GEZİ; Kanunlara, Kurallara Uymayanlara Atılan
 Demokrasi Tokatıdır!..
AKP Silivri İlçe Başkanı Dilek Demiral, yine boyunu aşan bir konuşma yapmış. 
Çanakkale Şehitlerini Anma Programında sapla, samanı birbirine karıştırmış. 
Ailelerinde Çanakkale şehidi bulunan, padişahınız, efendiniz birinci dünya 
savaşında yenildiğinde, İstanbulu işgal kuvvetlerine teslim ettiği zaman İngiliz 
askerleri tarafından dövülüp, işkence görmüş dedeleri olan Silivrililer olarak bu
 satırları yazıyoruz.
Hem Çanakkalede, hem Kurtuluş Savaşında savaşanlar neye karşı savaştıklarını
 biliyorlardı. Yedi düvelin emparyalistlerine karşı savaşmışlar, hepsini ülkeden 
kovmuşlar, Osmanlının tüm borçlarını ödemişler, kapitülasyonlara son vermişlerdi.

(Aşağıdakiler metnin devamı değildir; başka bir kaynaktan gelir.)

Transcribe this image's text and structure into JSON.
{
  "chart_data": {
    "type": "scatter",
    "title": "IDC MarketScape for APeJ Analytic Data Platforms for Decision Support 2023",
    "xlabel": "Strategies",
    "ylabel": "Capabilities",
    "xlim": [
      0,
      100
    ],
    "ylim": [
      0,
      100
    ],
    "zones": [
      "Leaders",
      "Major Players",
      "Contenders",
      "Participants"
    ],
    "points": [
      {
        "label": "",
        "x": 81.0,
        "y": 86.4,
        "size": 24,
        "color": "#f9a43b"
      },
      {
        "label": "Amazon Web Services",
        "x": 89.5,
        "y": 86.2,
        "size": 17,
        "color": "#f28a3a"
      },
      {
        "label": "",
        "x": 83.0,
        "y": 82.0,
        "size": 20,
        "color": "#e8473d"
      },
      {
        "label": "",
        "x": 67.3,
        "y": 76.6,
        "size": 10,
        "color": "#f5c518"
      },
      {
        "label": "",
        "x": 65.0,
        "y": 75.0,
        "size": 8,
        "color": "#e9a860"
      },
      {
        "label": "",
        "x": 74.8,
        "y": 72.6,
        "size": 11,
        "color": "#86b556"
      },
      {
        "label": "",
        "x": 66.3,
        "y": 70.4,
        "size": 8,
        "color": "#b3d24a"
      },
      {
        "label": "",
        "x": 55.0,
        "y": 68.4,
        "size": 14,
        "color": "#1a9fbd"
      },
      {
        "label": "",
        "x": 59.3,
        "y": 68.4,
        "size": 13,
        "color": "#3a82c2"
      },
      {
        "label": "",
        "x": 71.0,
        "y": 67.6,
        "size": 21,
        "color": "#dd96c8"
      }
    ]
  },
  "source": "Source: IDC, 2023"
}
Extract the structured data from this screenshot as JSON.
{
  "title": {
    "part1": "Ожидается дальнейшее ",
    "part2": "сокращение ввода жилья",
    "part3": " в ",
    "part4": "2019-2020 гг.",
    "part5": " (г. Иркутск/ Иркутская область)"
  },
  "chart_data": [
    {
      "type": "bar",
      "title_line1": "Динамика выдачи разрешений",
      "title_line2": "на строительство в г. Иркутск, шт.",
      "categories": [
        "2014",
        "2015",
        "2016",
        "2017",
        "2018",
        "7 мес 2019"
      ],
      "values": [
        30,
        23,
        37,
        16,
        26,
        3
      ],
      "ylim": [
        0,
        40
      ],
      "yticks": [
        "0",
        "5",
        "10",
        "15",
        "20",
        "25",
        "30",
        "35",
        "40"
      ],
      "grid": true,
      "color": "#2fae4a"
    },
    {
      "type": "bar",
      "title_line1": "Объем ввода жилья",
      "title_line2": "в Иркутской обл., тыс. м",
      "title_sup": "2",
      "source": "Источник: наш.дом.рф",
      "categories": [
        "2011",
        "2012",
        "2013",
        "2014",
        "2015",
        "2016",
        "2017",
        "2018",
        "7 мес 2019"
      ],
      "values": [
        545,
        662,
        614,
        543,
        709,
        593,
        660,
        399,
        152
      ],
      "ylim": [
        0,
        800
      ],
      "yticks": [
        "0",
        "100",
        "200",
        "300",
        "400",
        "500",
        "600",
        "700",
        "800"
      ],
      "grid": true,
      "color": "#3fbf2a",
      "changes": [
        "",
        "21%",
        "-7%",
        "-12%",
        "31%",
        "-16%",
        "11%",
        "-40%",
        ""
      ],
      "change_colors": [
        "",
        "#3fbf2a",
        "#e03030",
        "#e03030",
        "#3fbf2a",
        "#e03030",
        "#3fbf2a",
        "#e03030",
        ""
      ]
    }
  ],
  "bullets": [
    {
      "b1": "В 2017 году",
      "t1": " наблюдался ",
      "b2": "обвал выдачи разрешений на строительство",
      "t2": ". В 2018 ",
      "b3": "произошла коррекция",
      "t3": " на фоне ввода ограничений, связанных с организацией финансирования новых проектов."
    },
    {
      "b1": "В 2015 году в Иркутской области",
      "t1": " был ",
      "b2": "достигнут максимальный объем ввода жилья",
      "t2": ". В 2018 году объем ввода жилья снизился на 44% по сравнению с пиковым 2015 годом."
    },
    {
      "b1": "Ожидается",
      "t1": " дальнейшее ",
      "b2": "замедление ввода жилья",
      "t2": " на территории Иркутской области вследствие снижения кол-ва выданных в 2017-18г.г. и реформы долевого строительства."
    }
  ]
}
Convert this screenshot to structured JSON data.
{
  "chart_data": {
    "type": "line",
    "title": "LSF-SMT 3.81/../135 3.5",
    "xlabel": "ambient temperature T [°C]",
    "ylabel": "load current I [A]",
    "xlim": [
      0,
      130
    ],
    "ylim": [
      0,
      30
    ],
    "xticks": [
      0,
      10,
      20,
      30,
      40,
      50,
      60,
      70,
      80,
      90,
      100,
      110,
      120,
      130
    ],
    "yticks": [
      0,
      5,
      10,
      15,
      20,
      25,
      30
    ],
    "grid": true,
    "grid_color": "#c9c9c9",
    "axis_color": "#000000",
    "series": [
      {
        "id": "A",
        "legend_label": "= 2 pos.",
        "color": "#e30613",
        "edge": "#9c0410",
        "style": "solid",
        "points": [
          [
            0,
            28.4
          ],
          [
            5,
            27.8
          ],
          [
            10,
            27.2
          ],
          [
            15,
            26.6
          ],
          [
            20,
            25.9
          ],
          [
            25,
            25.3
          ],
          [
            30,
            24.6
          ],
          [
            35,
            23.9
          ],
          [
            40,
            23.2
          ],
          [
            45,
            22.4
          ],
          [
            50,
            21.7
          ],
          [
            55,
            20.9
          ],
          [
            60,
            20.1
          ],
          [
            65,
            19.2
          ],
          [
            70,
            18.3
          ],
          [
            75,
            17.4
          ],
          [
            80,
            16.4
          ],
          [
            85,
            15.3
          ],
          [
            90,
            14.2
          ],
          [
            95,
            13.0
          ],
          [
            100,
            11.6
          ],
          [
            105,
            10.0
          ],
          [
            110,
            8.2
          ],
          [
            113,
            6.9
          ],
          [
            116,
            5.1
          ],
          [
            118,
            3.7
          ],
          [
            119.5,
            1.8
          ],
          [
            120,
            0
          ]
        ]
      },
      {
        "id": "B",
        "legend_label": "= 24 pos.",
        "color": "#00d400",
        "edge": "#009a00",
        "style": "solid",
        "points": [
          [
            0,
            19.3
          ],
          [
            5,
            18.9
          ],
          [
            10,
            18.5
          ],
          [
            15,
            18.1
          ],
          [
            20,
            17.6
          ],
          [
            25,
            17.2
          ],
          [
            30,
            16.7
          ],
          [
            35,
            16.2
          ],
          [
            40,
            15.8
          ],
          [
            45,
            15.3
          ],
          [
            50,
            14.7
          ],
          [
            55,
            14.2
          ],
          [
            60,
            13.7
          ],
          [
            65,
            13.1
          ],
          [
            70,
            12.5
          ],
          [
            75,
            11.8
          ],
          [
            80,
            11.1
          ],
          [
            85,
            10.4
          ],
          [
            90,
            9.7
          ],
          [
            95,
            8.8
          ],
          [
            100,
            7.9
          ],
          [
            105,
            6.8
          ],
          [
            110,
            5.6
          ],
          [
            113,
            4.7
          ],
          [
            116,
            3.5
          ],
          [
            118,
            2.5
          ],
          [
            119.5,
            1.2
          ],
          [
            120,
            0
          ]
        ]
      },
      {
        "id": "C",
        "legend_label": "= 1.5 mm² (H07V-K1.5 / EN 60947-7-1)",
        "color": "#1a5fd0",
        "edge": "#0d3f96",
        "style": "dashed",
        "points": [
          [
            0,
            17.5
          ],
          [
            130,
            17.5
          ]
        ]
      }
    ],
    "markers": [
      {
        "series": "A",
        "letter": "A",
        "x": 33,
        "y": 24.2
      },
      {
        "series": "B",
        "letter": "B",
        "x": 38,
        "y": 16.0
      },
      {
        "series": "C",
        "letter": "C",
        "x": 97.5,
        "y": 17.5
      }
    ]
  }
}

Ülke çeşitli atılımlarla çağı yakalamaya çalışıyordu. Bunu başarıyordu da. O sağ
 tarafınızdaki fotoğrafta yer alan ATATÜRK önderliğinde dünya milletleri arasında
 saygın bir yer kazanıyordu. Siz de bugün Atatürk sayesinde konuşabiliyorsunuz 
sayın Dilek Demiral.
Sonra her ne hikmetse bazı iktidar sahipleri bin dokuz yüz elli'lerden sonra ülkeyi 
yeniden borç batağına sokmaya başladılar ve bu borç hergün artarak bu güne 
kadar geldi.
Sayın AKP Silivri İlçe Başkanı Dilek Demiral, ülke en borçlu olduğu dönemi sizin 
iktidarınız döneminde yaşadı, yaşıyor. Cumhuriyetin neredeyse tüm eserleri sizin 
partinizin iktidarı döneminde satıldı. Hem de neredeyse bedava denecek fiyatlarla 
satıldı. Öyle bedava ki, alanlar, bir iki yıl içinde birkaç misline başkalarına devrettiler.
İsterseniz bir kez daha düşünün Sayın AKP Silivri İlçe Başkanı Dilek Demiral. 
Gerek Çanakkalede, gerek Kurtuluş Savaşında cephelerde canlarını vererek 
savaşı kazananların kazandıklarını masa başında kaybedenler kimler?
İktidarınız süresince neredeyse tüm komşularımızla kavgalı duruma geldik.
 Pardon, İŞİD teröristleri hariç. Onlar sizi pek sevmiyorlar fakat siz onları çok 
seviyorsunuz. Sizin onlara dünya kadar silah yardımınızdan sonra hiç utanmadan
 elçiliğimizi basıyorlar, o çok sevdiğinizi söylediğiniz Osmanlıların atasının türbesini
 istiyorlar. Türbeyi yıkıp, naaşları kaçırıp, türbenin arazisini İŞİD teröristlerine 
terkedip, sonra da yüzünüz kızarmadan başarılı bir operasyondu diyebiliyorsunuz.
 Bu mudur Osmanlılara saygınız? Yoksa Osmanlı saltanatının ilgası sırasında
 birkaç ailenin sınır dışı edilmesi midir üzüldüğünüz?
Gelelim GEZİye. Gezi, bir ağaç ve yeşil alan koruma hareketi olarak başladı. 
Sonra polisin ve partinizin eli sopalı adamlarının saldırısıyla bir demokrasi 
hareketine döndü. Eylemlere milyonlar katıldı. Polisin panzerli ve gaz 
bombalı saldırıları ve partinizin eli sopalı adamları insanları katlettiler. 
Onlar tarihe demokrasi uğruna can verenler olarak geçecekler ve onları
 öldürenler ise sadece "katil" olarak.
Gezinin üzerinden neredeyse iki yıl geçti. Hala geziden korkuyorsunuz. 
Korkmayın! Geziyi anlamaya çalışın! Belki bazı dersler çıkarırsınız.